Только надо проснуться!..
…
1 сентября я пошёл в 8-ой «В» класс…
Это был мой последний класс в тогда ещё 8-летней 204-ой школе на улице Халтурина (Миллионной). Школе, которую я ненавидел всей душой, и не любил никогда, ни в одном из классов, но которой я, всё равно, благодарен, пусть даже лишь за одну-единственную учительницу, и хотя бы уже за то, что я нашёл там хоть немногих друзей…
И одним из которых — был Игорёха…
Даже если он и предал меня — я никогда не держал и не держу на него обиды. Он слишком много для меня значил…
…
Готовились к нашему побегу мы с Игорёхой, действительно, очень долго и тщательно, и начали это ещё очень давно, ещё когда всё это было лишь на уровне мечтаний… Хотя насколько это всё оказалось здраво и продумано — это показала дальнейшая практика…
Помню, как на сэкономленные от школьных завтраков (которые я перестал есть) копейки мы покупали рыбные консервы, самые дешевые, типа кильки в томатном соусе, в подвальном магазине на Кировском проспекте, недалеко от музея Кирова. Почему там — это было недалеко от Петропавловки, от нашего «штаба»… Помню эту самую первую банку, помню, что она стоила 36 или 37 копеек… Покупали похожие банки, два или три раза, и в гастрономе напротив цирка. Почему там — он был недалеко от нашего Инженерного замка, и раньше мы там (пока немножко не повзрослели) изредка покупали конфеты «Кавказские»…

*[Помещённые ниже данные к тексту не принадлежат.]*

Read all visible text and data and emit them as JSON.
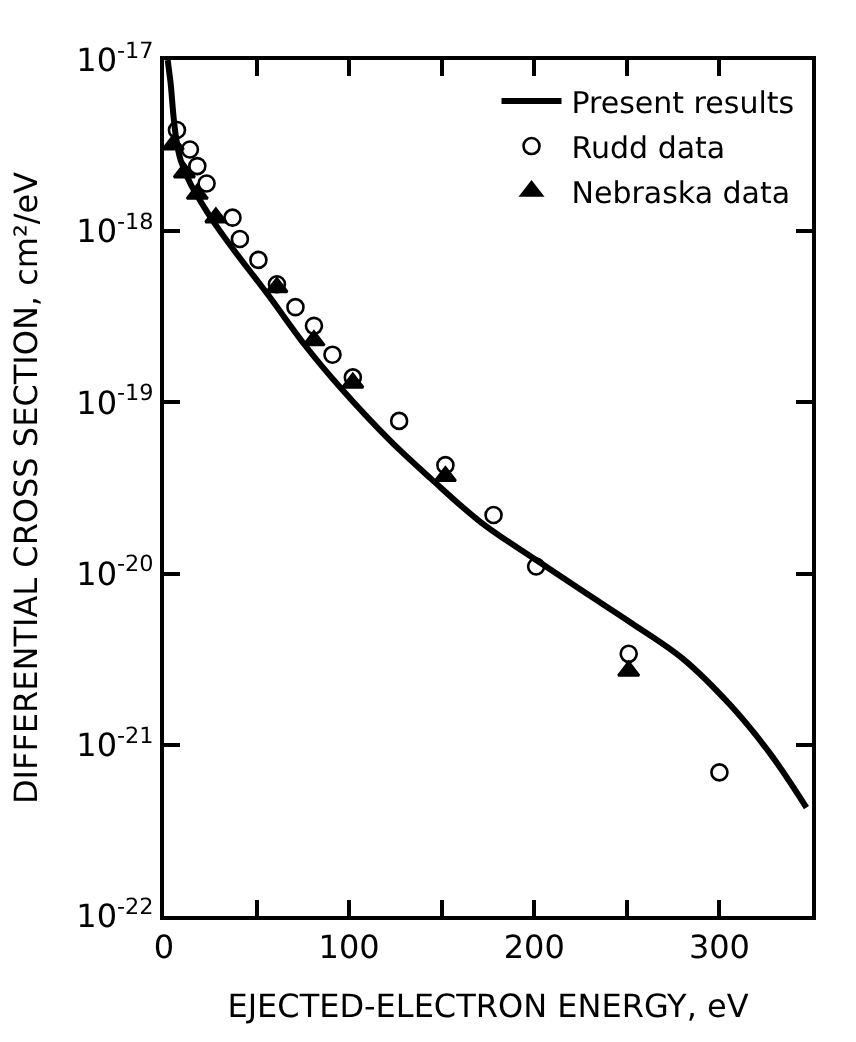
{
  "chart_data": {
    "type": "scatter",
    "xlabel": "EJECTED-ELECTRON ENERGY, eV",
    "ylabel": "DIFFERENTIAL CROSS SECTION, cm²/eV",
    "log": "y",
    "grid": false,
    "legend": "top right",
    "xlim": [
      0,
      350
    ],
    "ylim": [
      1e-22,
      1e-17
    ],
    "xticks": [
      0,
      {
        "value": 50,
        "label": null
      },
      100,
      {
        "value": 150,
        "label": null
      },
      200,
      {
        "value": 250,
        "label": null
      },
      300
    ],
    "yticks": [
      {
        "value": 1e-22,
        "label": "10$^{-22}$"
      },
      {
        "value": 1e-21,
        "label": "10$^{-21}$"
      },
      {
        "value": 1e-20,
        "label": "10$^{-20}$"
      },
      {
        "value": 1e-19,
        "label": "10$^{-19}$"
      },
      {
        "value": 1e-18,
        "label": "10$^{-18}$"
      },
      {
        "value": 1e-17,
        "label": "10$^{-17}$"
      }
    ],
    "series": [
      {
        "name": "Present results",
        "type": "line",
        "color": "#000000",
        "marker": "none",
        "line_style": "solid",
        "x": [
          2,
          3.4,
          9,
          24,
          58,
          77,
          95,
          122,
          144,
          171,
          201,
          227,
          253,
          280,
          306,
          328,
          347
        ],
        "values": [
          1e-17,
          7.6e-18,
          2.6e-18,
          1.26e-18,
          4e-19,
          2.1e-19,
          1.23e-19,
          6e-20,
          3.6e-20,
          2e-20,
          1.2e-20,
          7.8e-21,
          5.1e-21,
          3.2e-21,
          1.7e-21,
          8.7e-22,
          4.3e-22
        ]
      },
      {
        "name": "Rudd data",
        "color": "#000000",
        "marker": "circle",
        "x": [
          7,
          14,
          18,
          23,
          37,
          41,
          51,
          61,
          71,
          81,
          91,
          102,
          127,
          152,
          178,
          201,
          251,
          300
        ],
        "values": [
          3.9e-18,
          3e-18,
          2.4e-18,
          1.9e-18,
          1.2e-18,
          9e-19,
          6.8e-19,
          4.9e-19,
          3.6e-19,
          2.8e-19,
          1.9e-19,
          1.4e-19,
          7.8e-20,
          4.3e-20,
          2.2e-20,
          1.1e-20,
          3.4e-21,
          6.9e-22
        ]
      },
      {
        "name": "Nebraska data",
        "color": "#000000",
        "marker": "triangle",
        "x": [
          5,
          11,
          18,
          28,
          61,
          81,
          102,
          152,
          251
        ],
        "values": [
          3.2e-18,
          2.2e-18,
          1.65e-18,
          1.2e-18,
          4.7e-19,
          2.3e-19,
          1.3e-19,
          3.7e-20,
          2.7e-21
        ]
      }
    ]
  }
}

Я знал, что в разных серьёзных путешествиях, в экстремальных обстоятельствах, и особенно, зимой, в мороз, может пригодиться, для согревания, спирт… И вот я нашёл небольшую бутылку тёмного стекла — и стал сливать в неё — буквально по капле — остатки любого спиртного из бутылок и рюмок, что оставалось у нас после разных праздников и застолий. А пили у нас, отец и его родственники и друзья, в основном, крепкий алкоголь, даже мать вина не пила, только немного водки или чего-то крепкого… Я даже добавил туда немного сиропа от жидкого черничного варенья, надеясь, что это прибавит крепости моему коктейлю…
В «Исповеди перед инфарктом» я писал, что Игорёха дал мне перед побегом портрет Ленина, вырезанный из газеты. Но, сколько я сейчас хорошо помню, этот большой портрет с улыбающимся Лениным в кепке вырезал из газеты я сам; а Игорёха, увидев его у меня уже позже, подарил мне другое известное фото Ленина, более качественное, хотя первый портрет был как-то более тёплым…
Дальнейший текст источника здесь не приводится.